Yes. Now I know it. I stay in a real labyrinth of corridors and feel myself very, very small. Dark corridors on all sides, no view reaches their end, the cone of the light is already swallowed before. Silence. Endless silence. Wouldn't be there my companions, I would probably feel like buried alive.
People once have worked here, toiled, risked their lives. Not gold and silver was their desire, but limestone, from which at the outside - in the light of the normal world - houses, castles and churches should be build.
2000 years ago the mining already started. First in pits and then from 15th century even in the underground. This vein system in the south of the Netherlands consists of more than 1000 km in length. Only here, below this hill, it has a length of more than 260 km, of which over 170 km belong to the adjacent already destroyed mine.

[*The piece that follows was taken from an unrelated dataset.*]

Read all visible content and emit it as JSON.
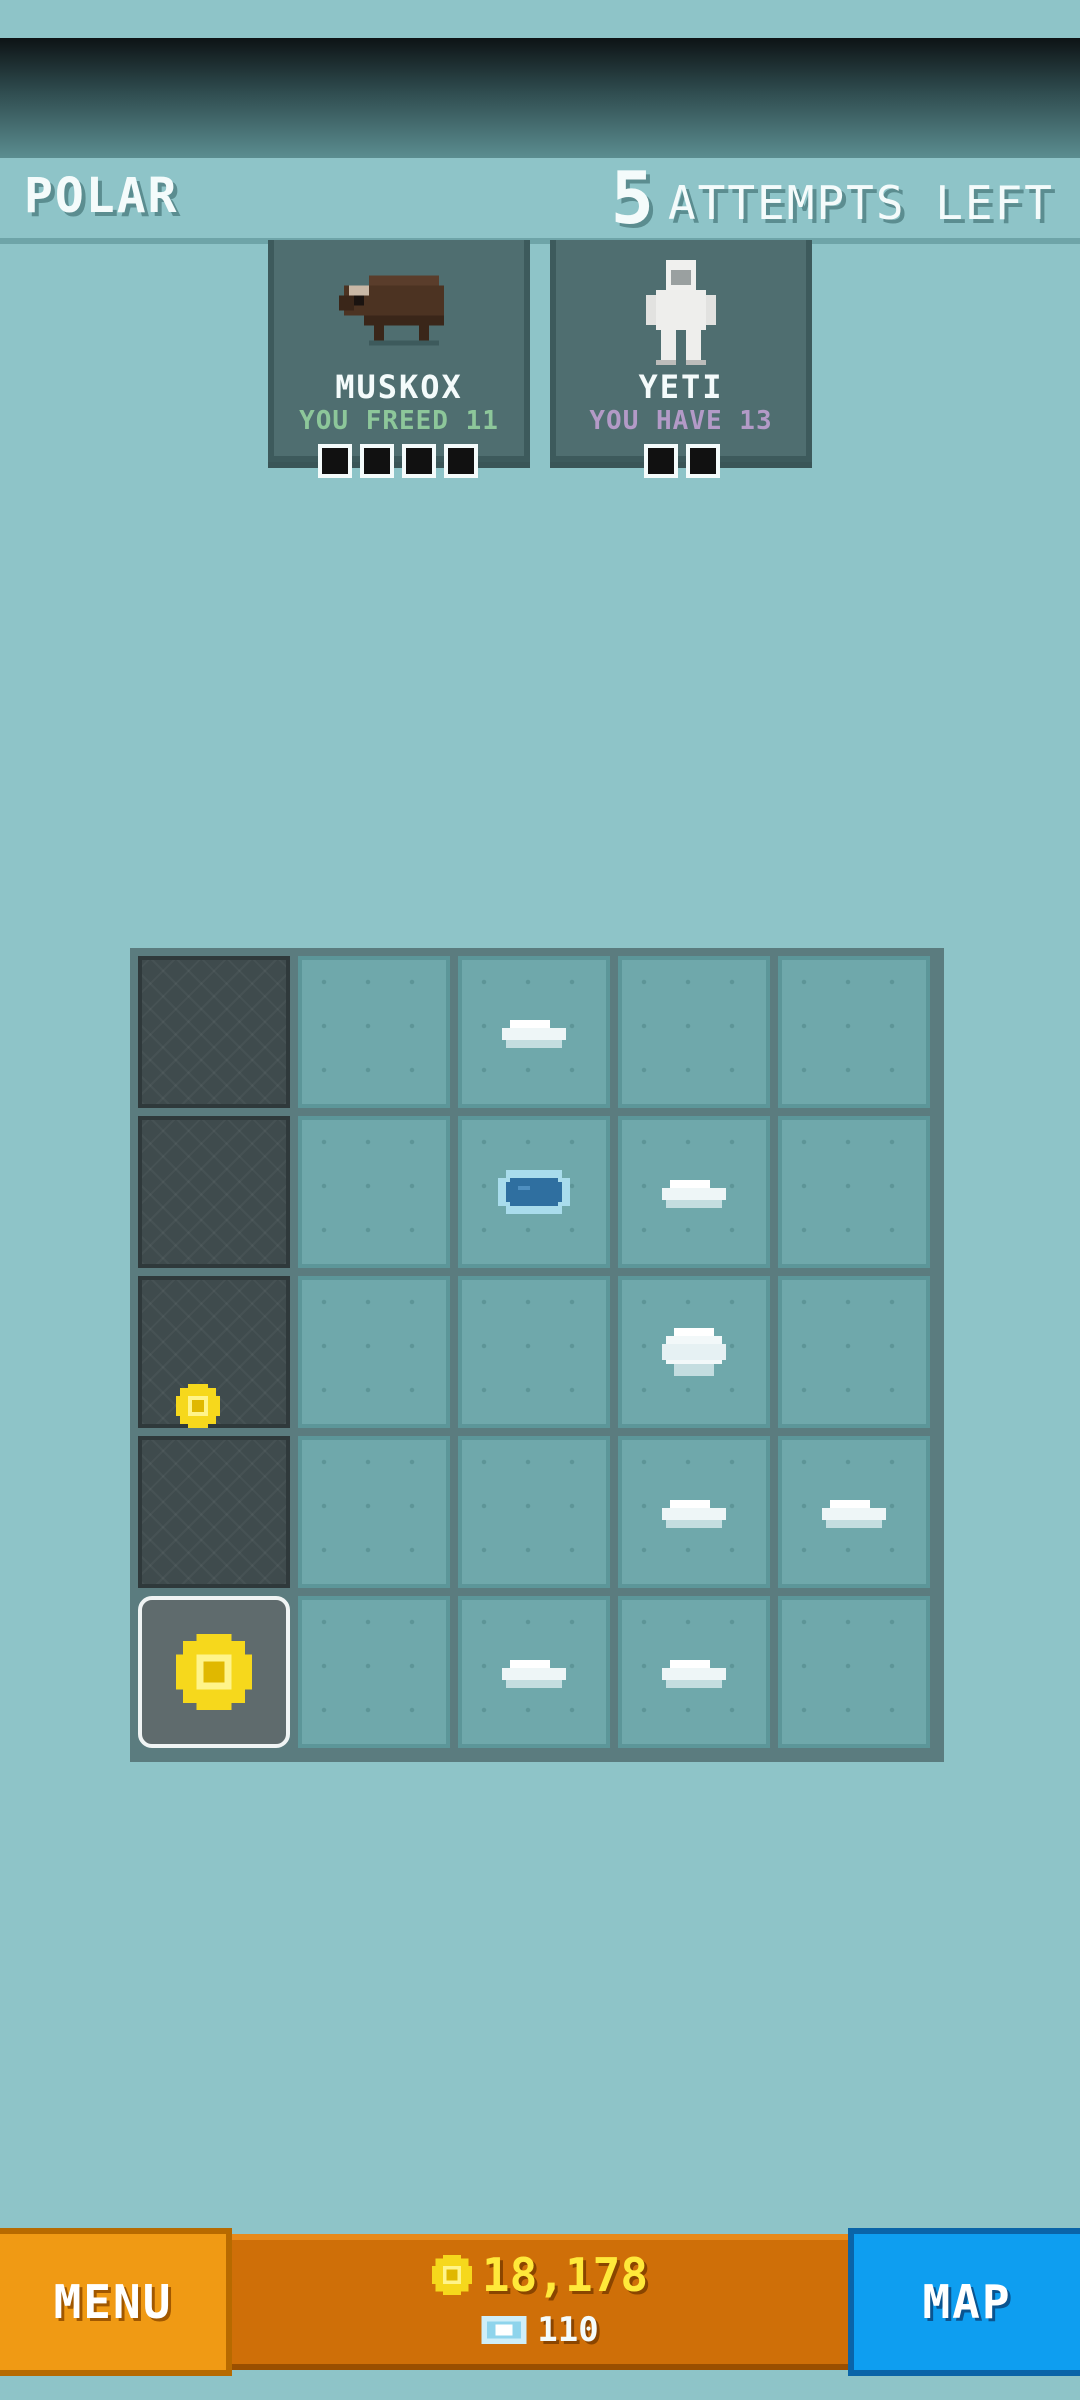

Bats have their winter quarters here, but it also attracts people again and again. Hundreds of used candles and empty bottles report from illegal parties, which take place here regularly. In addition, there is also a devoted community of about 100 "Bergloper", who find here adventures and rest during their extensive underground walks. They also have a strong interest in protecting these also very important cultural objects. At the walls of many veins are drawings from the past centuries. Images of death and the devil, from marriage and work, of war and military.
Therefore the hidden entrances to the mines, locked since 1994, will not be disclosed. And yet, accidents happen again and again. In 1993 two boys disappeared through a bat passage into a mine and were found dead after three weeks. And recurrent breakdowns in the rock not only finished the lives of several workers, but also the business of most of the mushroom farmers, which used the mines in recent decades.